FAUSTO. – ¿Qué nombre?

MEFISTO.- El de este lugar. Tibidabo. Tibi dabo, ¿captas? Te daré. “Todo esto te daré si, prostrado, me adorares.”

FAUSTO.- ¿Y se lo dijo en latín?

MEFISTO.- No, seguro que no. Por aquellas latitudes aún no estaban suficientemente globalizados. Pero sí cuando se difundió el mensaje.

FAUSTO.- ¿Qué mensaje?

MEFISTO.- El Evangelio… Oye, socio, todo esto es muy extraño. No creo que mi misión en este mundo, ni en el otro, sea la de dar clases de religión.

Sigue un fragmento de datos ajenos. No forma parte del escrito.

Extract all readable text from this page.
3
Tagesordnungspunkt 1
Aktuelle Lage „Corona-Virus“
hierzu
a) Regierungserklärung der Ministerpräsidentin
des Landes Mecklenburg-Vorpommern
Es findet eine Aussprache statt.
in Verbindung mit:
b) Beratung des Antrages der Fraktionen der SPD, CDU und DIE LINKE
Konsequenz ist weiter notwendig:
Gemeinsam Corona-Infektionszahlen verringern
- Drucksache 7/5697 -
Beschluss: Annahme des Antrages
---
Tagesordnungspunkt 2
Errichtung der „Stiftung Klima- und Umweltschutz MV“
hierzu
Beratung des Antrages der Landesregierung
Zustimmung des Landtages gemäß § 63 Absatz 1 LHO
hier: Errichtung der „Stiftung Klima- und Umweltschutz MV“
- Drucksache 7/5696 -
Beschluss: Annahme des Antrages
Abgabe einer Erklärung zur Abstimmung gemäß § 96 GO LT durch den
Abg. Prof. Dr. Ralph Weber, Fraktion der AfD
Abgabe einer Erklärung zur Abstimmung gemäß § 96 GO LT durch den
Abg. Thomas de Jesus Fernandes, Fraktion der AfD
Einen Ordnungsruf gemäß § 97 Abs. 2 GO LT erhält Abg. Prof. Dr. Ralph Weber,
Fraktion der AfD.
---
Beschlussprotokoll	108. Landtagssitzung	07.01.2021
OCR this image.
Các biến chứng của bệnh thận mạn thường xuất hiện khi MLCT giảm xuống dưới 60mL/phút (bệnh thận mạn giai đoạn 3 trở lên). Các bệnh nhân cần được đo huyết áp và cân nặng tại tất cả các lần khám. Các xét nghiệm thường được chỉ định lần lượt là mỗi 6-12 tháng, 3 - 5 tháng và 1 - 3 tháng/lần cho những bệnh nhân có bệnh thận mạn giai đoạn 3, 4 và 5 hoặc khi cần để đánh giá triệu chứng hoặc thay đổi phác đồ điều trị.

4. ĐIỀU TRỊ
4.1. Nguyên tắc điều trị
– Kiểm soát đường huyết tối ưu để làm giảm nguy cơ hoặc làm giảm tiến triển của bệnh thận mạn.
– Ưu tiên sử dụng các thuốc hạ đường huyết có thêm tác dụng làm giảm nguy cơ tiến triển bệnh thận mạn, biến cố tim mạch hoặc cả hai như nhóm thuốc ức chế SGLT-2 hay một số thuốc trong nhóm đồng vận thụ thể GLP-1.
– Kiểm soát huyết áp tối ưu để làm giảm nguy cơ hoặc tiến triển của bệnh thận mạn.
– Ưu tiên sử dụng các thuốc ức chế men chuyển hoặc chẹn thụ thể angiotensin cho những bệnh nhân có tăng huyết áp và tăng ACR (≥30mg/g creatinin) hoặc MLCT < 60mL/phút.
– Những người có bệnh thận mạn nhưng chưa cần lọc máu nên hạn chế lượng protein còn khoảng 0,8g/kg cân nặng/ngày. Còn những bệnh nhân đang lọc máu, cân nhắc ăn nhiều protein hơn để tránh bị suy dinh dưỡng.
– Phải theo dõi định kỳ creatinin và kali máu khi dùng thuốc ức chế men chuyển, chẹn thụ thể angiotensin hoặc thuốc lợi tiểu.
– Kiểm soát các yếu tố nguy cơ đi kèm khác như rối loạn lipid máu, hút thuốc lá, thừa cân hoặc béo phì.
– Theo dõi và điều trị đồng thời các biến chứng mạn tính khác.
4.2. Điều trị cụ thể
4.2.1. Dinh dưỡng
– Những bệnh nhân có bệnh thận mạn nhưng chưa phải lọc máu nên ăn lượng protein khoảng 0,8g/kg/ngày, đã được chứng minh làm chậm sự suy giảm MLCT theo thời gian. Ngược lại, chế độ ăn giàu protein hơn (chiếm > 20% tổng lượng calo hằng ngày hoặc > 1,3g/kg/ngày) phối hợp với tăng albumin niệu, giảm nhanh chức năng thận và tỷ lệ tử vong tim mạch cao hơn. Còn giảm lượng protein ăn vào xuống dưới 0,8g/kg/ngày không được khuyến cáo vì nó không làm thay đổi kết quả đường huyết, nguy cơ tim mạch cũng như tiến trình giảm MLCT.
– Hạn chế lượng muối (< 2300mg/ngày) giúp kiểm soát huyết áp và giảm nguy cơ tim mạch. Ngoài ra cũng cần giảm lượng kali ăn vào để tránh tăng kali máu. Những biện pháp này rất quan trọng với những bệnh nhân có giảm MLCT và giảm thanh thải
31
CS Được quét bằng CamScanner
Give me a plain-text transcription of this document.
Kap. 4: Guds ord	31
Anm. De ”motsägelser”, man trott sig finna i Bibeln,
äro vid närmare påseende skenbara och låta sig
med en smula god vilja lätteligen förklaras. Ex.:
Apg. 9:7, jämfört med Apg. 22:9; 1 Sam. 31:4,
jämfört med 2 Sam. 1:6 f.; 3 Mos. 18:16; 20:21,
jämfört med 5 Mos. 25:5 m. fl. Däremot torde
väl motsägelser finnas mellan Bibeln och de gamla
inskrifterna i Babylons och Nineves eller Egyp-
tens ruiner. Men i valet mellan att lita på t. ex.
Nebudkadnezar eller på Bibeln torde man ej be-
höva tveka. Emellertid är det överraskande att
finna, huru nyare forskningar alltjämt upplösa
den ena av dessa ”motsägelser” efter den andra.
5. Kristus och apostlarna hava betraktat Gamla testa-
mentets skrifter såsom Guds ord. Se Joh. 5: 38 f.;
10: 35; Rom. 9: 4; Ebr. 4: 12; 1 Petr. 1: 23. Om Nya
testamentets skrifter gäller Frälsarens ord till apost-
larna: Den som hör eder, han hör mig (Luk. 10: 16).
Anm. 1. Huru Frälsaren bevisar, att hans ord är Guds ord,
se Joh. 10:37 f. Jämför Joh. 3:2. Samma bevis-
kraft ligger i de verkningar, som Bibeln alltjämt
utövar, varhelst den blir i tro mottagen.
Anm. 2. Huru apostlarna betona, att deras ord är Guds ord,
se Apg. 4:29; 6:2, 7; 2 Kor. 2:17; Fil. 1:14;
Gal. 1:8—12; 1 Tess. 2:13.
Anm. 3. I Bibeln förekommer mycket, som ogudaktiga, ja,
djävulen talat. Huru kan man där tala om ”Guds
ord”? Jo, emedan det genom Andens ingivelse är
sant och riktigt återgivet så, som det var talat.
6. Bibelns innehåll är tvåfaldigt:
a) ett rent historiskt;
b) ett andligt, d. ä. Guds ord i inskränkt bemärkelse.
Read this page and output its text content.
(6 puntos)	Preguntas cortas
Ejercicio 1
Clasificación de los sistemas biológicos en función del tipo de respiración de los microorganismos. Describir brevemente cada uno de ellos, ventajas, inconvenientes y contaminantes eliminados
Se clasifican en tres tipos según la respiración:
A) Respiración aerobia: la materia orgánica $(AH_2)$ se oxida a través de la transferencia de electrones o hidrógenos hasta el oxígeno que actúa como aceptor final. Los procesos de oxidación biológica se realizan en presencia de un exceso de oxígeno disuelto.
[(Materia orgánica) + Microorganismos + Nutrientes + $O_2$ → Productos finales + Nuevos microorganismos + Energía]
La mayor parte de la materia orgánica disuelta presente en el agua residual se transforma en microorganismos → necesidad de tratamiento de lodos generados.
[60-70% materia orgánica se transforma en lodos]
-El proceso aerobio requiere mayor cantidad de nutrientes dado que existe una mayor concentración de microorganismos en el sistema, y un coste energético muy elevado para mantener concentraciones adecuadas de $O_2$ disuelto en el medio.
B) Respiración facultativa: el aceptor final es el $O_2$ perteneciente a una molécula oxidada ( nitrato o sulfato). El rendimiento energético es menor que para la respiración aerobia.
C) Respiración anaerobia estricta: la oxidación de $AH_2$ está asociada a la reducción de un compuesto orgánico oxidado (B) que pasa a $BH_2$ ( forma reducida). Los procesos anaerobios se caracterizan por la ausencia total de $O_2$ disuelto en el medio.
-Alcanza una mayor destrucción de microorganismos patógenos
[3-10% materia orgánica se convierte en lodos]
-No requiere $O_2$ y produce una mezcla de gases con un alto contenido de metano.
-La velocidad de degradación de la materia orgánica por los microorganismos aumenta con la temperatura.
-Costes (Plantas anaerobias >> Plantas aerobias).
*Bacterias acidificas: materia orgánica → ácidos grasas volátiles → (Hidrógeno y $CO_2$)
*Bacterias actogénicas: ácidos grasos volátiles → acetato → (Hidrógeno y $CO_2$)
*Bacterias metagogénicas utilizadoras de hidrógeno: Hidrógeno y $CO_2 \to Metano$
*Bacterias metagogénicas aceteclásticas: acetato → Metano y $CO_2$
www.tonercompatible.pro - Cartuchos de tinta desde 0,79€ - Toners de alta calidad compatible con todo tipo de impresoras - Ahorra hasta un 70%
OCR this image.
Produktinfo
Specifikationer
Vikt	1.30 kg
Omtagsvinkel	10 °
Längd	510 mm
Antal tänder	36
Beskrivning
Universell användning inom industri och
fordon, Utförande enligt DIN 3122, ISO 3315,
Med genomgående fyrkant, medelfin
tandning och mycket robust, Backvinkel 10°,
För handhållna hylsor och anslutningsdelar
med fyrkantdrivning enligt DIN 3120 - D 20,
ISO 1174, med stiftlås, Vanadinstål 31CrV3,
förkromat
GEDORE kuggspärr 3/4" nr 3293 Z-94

Pero, claro, lo que pasa es que tu ignorancia es tan extensa que… no sé cómo se compagina eso con tu supuesta sed insaciable de conocimiento.

FAUSTO. – El conocimiento que me interesa es el que ayuda a entender y gozar la vida.

MEFISTO.- Pareja imposible, te lo advierto. La vida, o se la entiende o se la goza. De todos modos te he de decir que ese conocimiento utilitario nunca te enseñará nada que no sea el funcionamiento de una máquina. El verdadero conocimiento, el que de verdad libera, es el que no busca nada fuera de sí mismo, el conocimiento desinteresado y gratuito. Mira, desde hace mucho tiempo, de hecho desde que empezó nuestra relación, he venido observando, cada vez más alarmado, que tu ignorancia filosófica es descomunal. Puedes presumir de científico, de astrólogo, incluso de nigromante, pero no presumas de filósofo si no quieres hacer el ridículo.

FAUSTO.- Bien, ya que has sacado el tema, te confesaré una cosa: que la filosofía siempre me ha parecido el producto de un exceso de imaginación. Para eso está el arte, la poesía, que eleva el ánimo sin engañarse ni engañar a nadie.

MEFISTO.- Algo hay de cierto en eso. De todos modos, un reciclaje a tiempo nunca va mal. Así que voy a ponerte en contacto con algún filósofo de acreditada solvencia para que repases las primeras letras..

FAUSTO. – ¿Clases de filosofía a estas alturas?…Bien. ¿Cuándo? ¿Dónde?

MEFISTO. – (señalando abajo la ciudad). No aquí, naturalmente, sino en tu misma patria. ¿Cuándo? No ahora, por supuesto (crudo lo tendría, el pobre) sino en el siglo XIX. ¡En marcha!